Friday, 18 June 2010

Happy Birthday What's Your Name!

Saturday 25 June 2005, 8:16am

Dear all

Thank you for those of you who remembered my birthday. I am shocked and appalled by how many people forgot. Of my friends, only the ones in Australia remembered (you know who you are)...the India Travel Forum website even remembered. I found a very touching electronically produced e-card from them in my junk mail (I was searching for everyone else’s e-mails...I thought maybe they'd gone astray. They had not, you shower of bastards).

Yesterday ranked very low on the birthday top 19. I would say it was better than 16 17 and 18 but only because i didn't have an exam (GCSE, AS and A2 respectively), and definitely better than my 7th when I shat my pants on the bouncy castle, but it still ranks low. I did manage to maintain a decent level of drunkenness from about four o'clock onwards, which was ok, but it wasn't unfortunately the usual type of birthday drunkenness where you're surrounded by friends and having a really good time. Instead it was the old “I’m in India, with someone I don't really like, drunkenly plotting to smother him in his sleep, and a lot of my friends obviously don't have a clue when my birthday is". I’m sure you've all had that exact drunkenness at one time or another. However it did make me feel better when I woke up this morning to find Henman had been knocked out of Wimbledon by a piece of soiled toilet paper that’d been blown onto the court...best birthday present a boy could hope for. He really is a massive dripping cunt, and I don’t like to write that word down if I can avoid it, so let it be noted how strongly I dislike the guy. Also I found some other e-mails (mainly from family) and that card you sent me Nathan. Thank you all. It wasn’t too low on the birthday charts because it was spent in India. I think that may have dragged it into the top 7 or 8 (which isn't that high, considering I can't remember any before my 6th).

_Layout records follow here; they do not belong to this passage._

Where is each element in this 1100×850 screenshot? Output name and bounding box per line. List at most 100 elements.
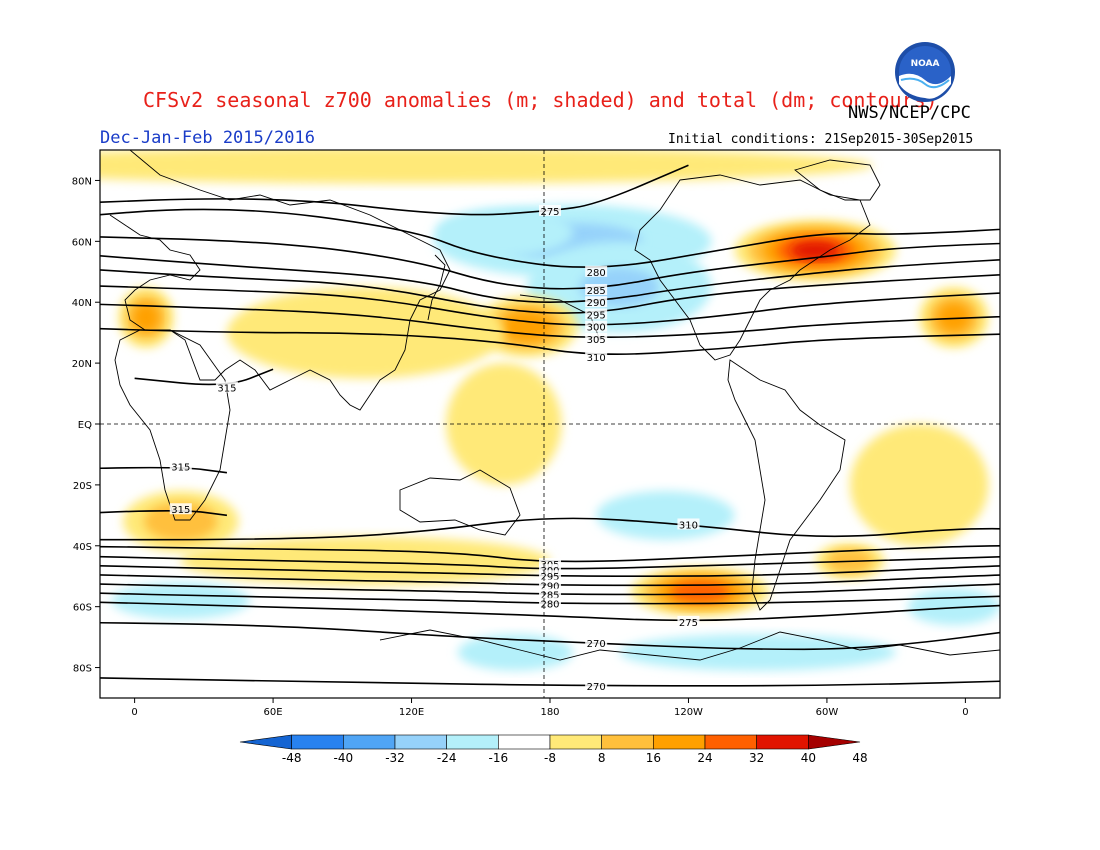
agency-label: NWS/NCEP/CPC — [848, 103, 971, 123]
lon-tick-label: 120E — [399, 707, 424, 718]
colorbar-swatch — [498, 734, 551, 750]
anomaly-region-15 — [111, 582, 251, 619]
lat-tick-label: 80N — [72, 176, 92, 187]
contour-line-285 — [100, 236, 1000, 290]
lon-tick-label: 60E — [264, 707, 283, 718]
contour-line-280 — [100, 208, 1000, 268]
contour-label: 275 — [679, 618, 698, 629]
anomaly-region-14 — [446, 363, 562, 485]
contour-line-315 — [100, 466, 228, 474]
contour-label: 280 — [587, 268, 606, 279]
contour-line-275 — [100, 601, 1000, 622]
contour-line-290 — [100, 255, 1000, 304]
contour-label-bg — [585, 351, 608, 363]
lon-tick-label: 60W — [816, 707, 839, 718]
contour-label-bg — [585, 284, 608, 296]
contour-label: 315 — [171, 463, 190, 474]
lat-tick-label: 40S — [73, 542, 92, 553]
contour-label-bg — [585, 679, 608, 691]
colorbar-swatch — [446, 734, 499, 750]
contour-label: 310 — [679, 520, 698, 531]
lon-tick-label: 0 — [131, 707, 137, 718]
lat-tick-label: 60S — [73, 603, 92, 614]
colorbar-label: 8 — [598, 751, 606, 765]
contour-label: 275 — [540, 207, 559, 218]
colorbar-label: -8 — [544, 751, 556, 765]
anomaly-region-10 — [226, 287, 504, 379]
contour-label: 300 — [587, 323, 606, 334]
contour-label: 285 — [540, 590, 559, 601]
contour-line-275 — [100, 164, 689, 216]
colorbar-label: 16 — [646, 751, 661, 765]
colorbar-swatch — [756, 734, 809, 750]
contour-line-305 — [100, 303, 1000, 339]
contour-label-bg — [539, 558, 561, 570]
colorbar-label: -24 — [437, 751, 457, 765]
colorbar-swatch — [239, 734, 292, 750]
contour-label-bg — [215, 381, 238, 393]
anomaly-region-6 — [937, 303, 970, 332]
contour-label-bg — [169, 503, 192, 515]
lat-tick-label: 80S — [73, 664, 92, 675]
colorbar-label: 40 — [801, 751, 816, 765]
contour-label-bg — [539, 597, 561, 609]
lat-tick-label: 20N — [72, 359, 92, 370]
contour-label: 305 — [587, 335, 606, 346]
contour-label: 290 — [540, 581, 559, 592]
contour-line-305 — [100, 545, 1000, 563]
contour-line-295 — [100, 269, 1000, 314]
contour-label: 290 — [587, 298, 606, 309]
lat-tick-label: 60N — [72, 237, 92, 248]
colorbar-swatch — [343, 734, 396, 750]
contour-line-270 — [100, 677, 1000, 687]
contour-label: 295 — [587, 310, 606, 321]
anomaly-region-17 — [619, 634, 897, 671]
colorbar-label: -48 — [282, 751, 302, 765]
contour-line-270 — [100, 621, 1000, 651]
anomaly-region-9 — [100, 150, 873, 184]
contour-label: 315 — [217, 383, 236, 394]
colorbar-label: 32 — [749, 751, 764, 765]
initial-conditions-label: Initial conditions: 21Sep2015-30Sep2015 — [668, 132, 974, 147]
contour-label: 295 — [540, 572, 559, 583]
colorbar-swatch — [653, 734, 706, 750]
contour-line-280 — [100, 592, 1000, 605]
contour-label-bg — [585, 320, 608, 332]
contour-line-285 — [100, 583, 1000, 596]
contour-label-bg — [585, 308, 608, 320]
map-title: CFSv2 seasonal z700 anomalies (m; shaded… — [143, 88, 938, 112]
contour-label: 315 — [171, 505, 190, 516]
dateline-grid — [100, 150, 1000, 698]
anomaly-region-7 — [670, 581, 730, 602]
colorbar-swatch — [704, 734, 757, 750]
contour-label-bg — [585, 332, 608, 344]
contour-label-bg — [539, 588, 561, 600]
lat-tick-label: 20S — [73, 481, 92, 492]
contour-label: 285 — [587, 286, 606, 297]
season-label: Dec-Jan-Feb 2015/2016 — [100, 128, 315, 148]
anomaly-region-5 — [133, 303, 160, 332]
contour-label-bg — [539, 579, 561, 591]
contour-line-300 — [100, 285, 1000, 326]
contour-label-bg — [169, 460, 192, 472]
contour-line-310 — [100, 327, 1000, 355]
contour-line-295 — [100, 564, 1000, 578]
colorbar-swatch — [601, 734, 654, 750]
lat-tick-label: 40N — [72, 298, 92, 309]
contour-label: 280 — [540, 600, 559, 611]
anomaly-region-4 — [501, 311, 553, 342]
lon-tick-label: 120W — [674, 707, 703, 718]
contour-label: 310 — [587, 353, 606, 364]
anomaly-region-3 — [790, 241, 840, 260]
colorbar-label: 24 — [697, 751, 712, 765]
contour-label-bg — [677, 518, 700, 530]
contour-label-bg — [585, 296, 608, 308]
contour-line-310 — [100, 517, 1000, 541]
colorbar-swatch — [394, 734, 447, 750]
contour-label-bg — [539, 204, 561, 216]
height-contours: 2752802852902953003053103153153153103053… — [100, 164, 1000, 693]
lon-tick-label: 0 — [962, 707, 968, 718]
contour-label-bg — [585, 265, 608, 277]
colorbar-label: 48 — [852, 751, 867, 765]
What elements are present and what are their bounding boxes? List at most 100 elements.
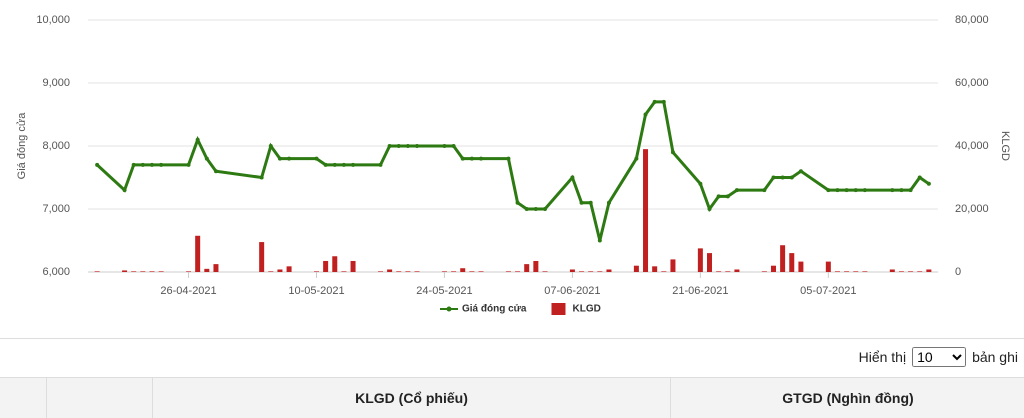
price-point	[643, 112, 648, 117]
price-point	[186, 162, 191, 167]
price-point	[826, 188, 831, 193]
price-point	[661, 99, 666, 104]
price-point	[542, 207, 547, 211]
volume-bar	[524, 264, 530, 272]
volume-bar	[387, 269, 393, 272]
volume-bar	[917, 271, 923, 272]
price-point	[479, 156, 484, 161]
price-point	[323, 162, 328, 167]
y-tick-label: 10,000	[36, 14, 70, 26]
x-tick-label: 26-04-2021	[160, 285, 216, 297]
page-size-select[interactable]: 10	[912, 347, 967, 367]
y2-tick-label: 20,000	[955, 203, 989, 215]
price-point	[524, 207, 529, 211]
price-point	[917, 175, 922, 180]
volume-bar	[323, 260, 329, 272]
price-point	[469, 156, 474, 161]
price-point	[140, 162, 145, 167]
volume-bar	[542, 271, 548, 272]
price-point	[122, 188, 127, 193]
pager-suffix: bản ghi	[972, 349, 1018, 365]
price-point	[670, 150, 675, 155]
volume-bar	[834, 271, 840, 272]
volume-bar	[405, 271, 411, 272]
y2-axis-title: KLGD	[999, 131, 1011, 161]
price-point	[287, 156, 292, 161]
header-cell: GTGD (Nghìn đồng)	[670, 378, 1024, 418]
volume-bar	[149, 271, 155, 272]
price-point	[204, 156, 209, 161]
price-point	[195, 137, 200, 142]
volume-bar	[460, 268, 466, 272]
y-tick-label: 6,000	[42, 266, 70, 278]
price-point	[579, 200, 584, 205]
volume-bar	[204, 268, 210, 272]
price-point	[415, 144, 420, 148]
volume-bar	[597, 271, 603, 272]
price-point	[926, 181, 931, 186]
volume-bar	[798, 261, 804, 272]
volume-bar	[588, 271, 594, 272]
price-point	[890, 188, 895, 193]
x-tick-label: 05-07-2021	[800, 285, 856, 297]
price-point	[515, 200, 520, 205]
price-point	[259, 175, 264, 180]
volume-bar	[661, 271, 667, 272]
volume-bar	[725, 271, 731, 272]
chart: Giá đóng cửa KLGD 6,000 7,000 8,000 9,000 10…	[16, 14, 1011, 315]
volume-bar	[259, 242, 265, 272]
volume-bar	[825, 261, 831, 272]
legend-point	[446, 306, 452, 312]
volume-bar	[533, 260, 539, 272]
price-point	[780, 175, 785, 180]
volume-bar	[697, 248, 703, 272]
volume-bar	[313, 271, 319, 272]
price-point	[277, 156, 282, 161]
y-axis-title: Giá đóng cửa	[16, 112, 28, 180]
volume-bar	[505, 271, 511, 272]
x-tick-label: 07-06-2021	[544, 285, 600, 297]
volume-bar	[350, 260, 356, 272]
volume-bar	[853, 271, 859, 272]
volume-bar	[770, 265, 776, 272]
volume-bar	[898, 271, 904, 272]
legend-label: KLGD	[572, 304, 600, 315]
volume-bar	[889, 269, 895, 272]
legend-label: Giá đóng cửa	[462, 304, 527, 315]
volume-bar	[332, 256, 338, 272]
price-point	[351, 162, 356, 167]
price-point	[725, 194, 730, 199]
legend-swatch	[551, 303, 566, 315]
price-point	[387, 144, 392, 148]
price-point	[442, 144, 447, 148]
volume-bar	[441, 271, 447, 272]
volume-bar	[131, 271, 137, 272]
volume-bar	[862, 271, 868, 272]
volume-bar	[469, 271, 475, 272]
y-tick-label: 7,000	[42, 203, 70, 215]
pager: Hiển thị 10 bản ghi	[859, 347, 1018, 367]
volume-bar	[761, 271, 767, 272]
volume-bar	[286, 266, 292, 272]
price-point	[314, 156, 319, 161]
price-point	[798, 169, 803, 174]
price-point	[844, 188, 849, 193]
volume-bar	[140, 271, 146, 272]
price-point	[652, 99, 657, 104]
x-tick-label: 24-05-2021	[416, 285, 472, 297]
price-point	[707, 207, 712, 211]
volume-bar	[186, 271, 192, 272]
y2-tick-label: 80,000	[955, 14, 989, 26]
price-point	[734, 188, 739, 193]
volume-bar	[707, 253, 713, 272]
price-line	[96, 100, 930, 241]
price-point	[378, 162, 383, 167]
price-point	[899, 188, 904, 193]
price-point	[405, 144, 410, 148]
price-point	[908, 188, 913, 193]
y2-tick-label: 40,000	[955, 140, 989, 152]
pager-prefix: Hiển thị	[858, 349, 907, 365]
volume-bar	[780, 245, 786, 272]
price-point	[213, 169, 218, 174]
price-point	[460, 156, 465, 161]
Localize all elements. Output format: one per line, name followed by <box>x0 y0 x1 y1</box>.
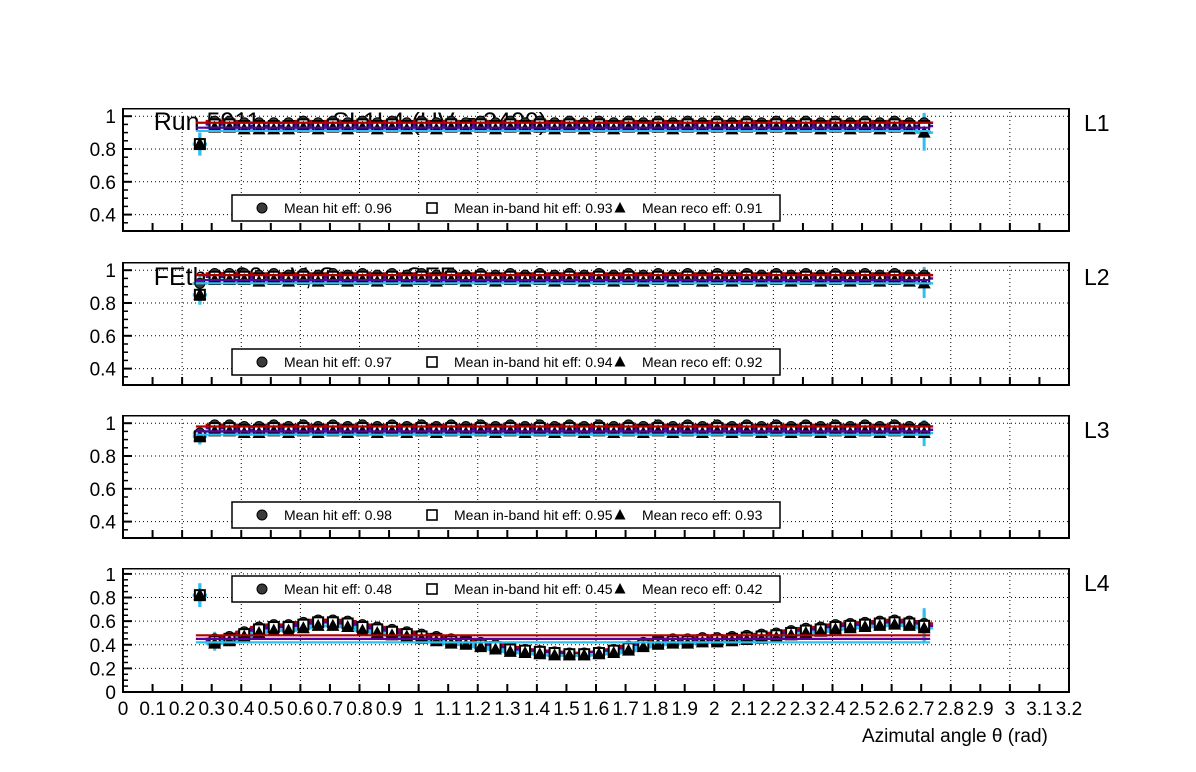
panel-l3: 0.4 0.6 0.8 1 Mean hit eff: 0.98 Mean in-band… <box>0 415 1196 542</box>
legend: Mean hit eff: 0.48 Mean in-band hit eff: … <box>231 575 781 603</box>
x-tick-label: 2.6 <box>878 699 904 720</box>
x-tick-label: 2.4 <box>819 699 846 720</box>
y-tick-label: 0.4 <box>90 360 117 381</box>
y-tick-label: 0.6 <box>90 612 116 633</box>
legend-entry-label: Mean reco eff: 0.93 <box>642 507 763 523</box>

In other news, we went to the Taj Mahal on Thursday which was definitely the best thing I’ve seen ever anywhere (apart from the time I used a mirror to watch myself poohing), never mind in India. It’s really one of those things that you can only ever appreciate once you've seen it firsthand, up close and personal (in that way it’s pretty similar to squatting above a mirror and watching yourself pooh actually). Staring up at the huge white dome, surrounded by screaming Indian children and Indian adults who want a picture of you (yes, that's right, even at the Taj Mahal they were still some more interested in the white men than the incredible building behind them, which made me start to think I might just be a grotesque freak and I’d just never realised it). We took Bens FHM and took some pictures of us reading it which we're going to send in when we get back (well he is). We also did a few Princes Di shots, although i don't think it was the right bench that we were sitting on looking forlorn. I think I had flu or something, so apart from that; I spent the day on pain killers, feeling a bit crappy.

Oh and I bought a 3/4 size sitar, and played a full size professional standard one. Which was very cool. I am the hippy god of luuuuurve mothafuckaz!